Mon 1/1/24 {First Book of The New Year}
The story of Bigger Thomas who is a young black man in 30's America.
From the book's page at Wikipedia:
"...It tells the story of 20-year-old Bigger Thomas, a black youth living in utter poverty in a poor area on Chicago's South Side in the 1930s.
While not apologizing for Bigger's crimes, Wright portrays a systemic causation behind them. Bigger's lawyer, Boris Max, makes the case that there is no escape from this destiny for his client or any other black American since they are the necessary product of the society that formed them and told them since birth who exactly they were supposed to be."

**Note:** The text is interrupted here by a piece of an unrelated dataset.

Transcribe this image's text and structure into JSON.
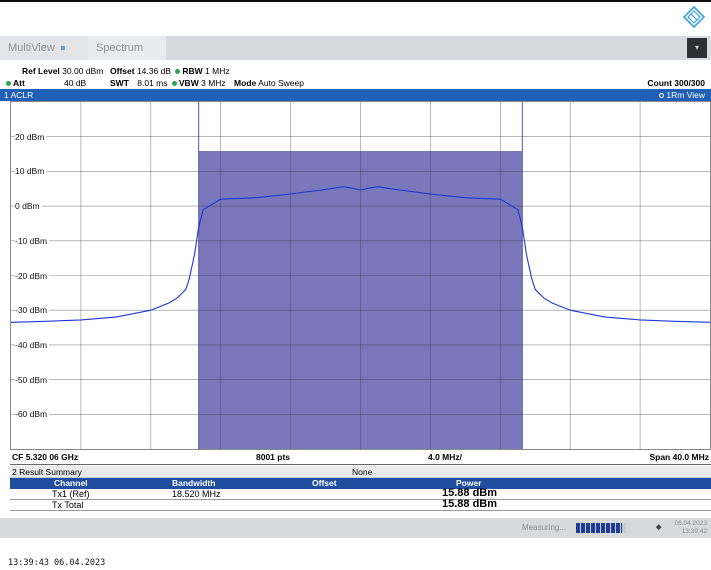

"The protagonist of the novel, Bigger, commits crimes and is put on trial for his life. He is convicted and sentenced to the electric chair. His acts give the novel action but the real plot involves Bigger's reactions to his environment and his crime. Through it all, Bigger struggles to discuss his feelings, but he can neither find the words to fully express himself nor does he have the time to say them. However, as they have been related through the narration, Bigger —typical of the "outsider" archetype — has finally discovered the only important and real thing: his life. Though too late, his realization that he is alive — and able to choose to befriend Mr. Max — creates some hope that men like him might be reached earlier.
Debatable as the final scene is, in which for the first time Bigger calls a white man by his first name, Bigger is never anything but a failed human. He represents a black man conscious of a system of racial oppression that leaves him no opportunity to exist but through crime. As he says to Gus, "They don't let us do nothing... [and] I can't get used to it." A line goes, one cannot exist by simply reacting: a man must be more than the sum total of his brutalizations. Bigger admits to wanting to be an aviator and later, to Max, aspire to other positions esteemed in the American Dream. But here he can do nothing . . . just be one of many blacks in what was called the "ghetto" and maybe get a job serving whites; crime seems preferable, rather than accidental or inevitable. Not surprisingly, then, he already has a criminal history, and he has even been to reform school. Ultimately, the snap decisions which the law calls "crimes" arose from assaults to his dignity, and being trapped like the rat he killed with a pan, living a life where others held the skillet."
What I noticed is that not much has changed for poor black men except there is absolutely NO gang activity in 1930's America. That's about the only difference.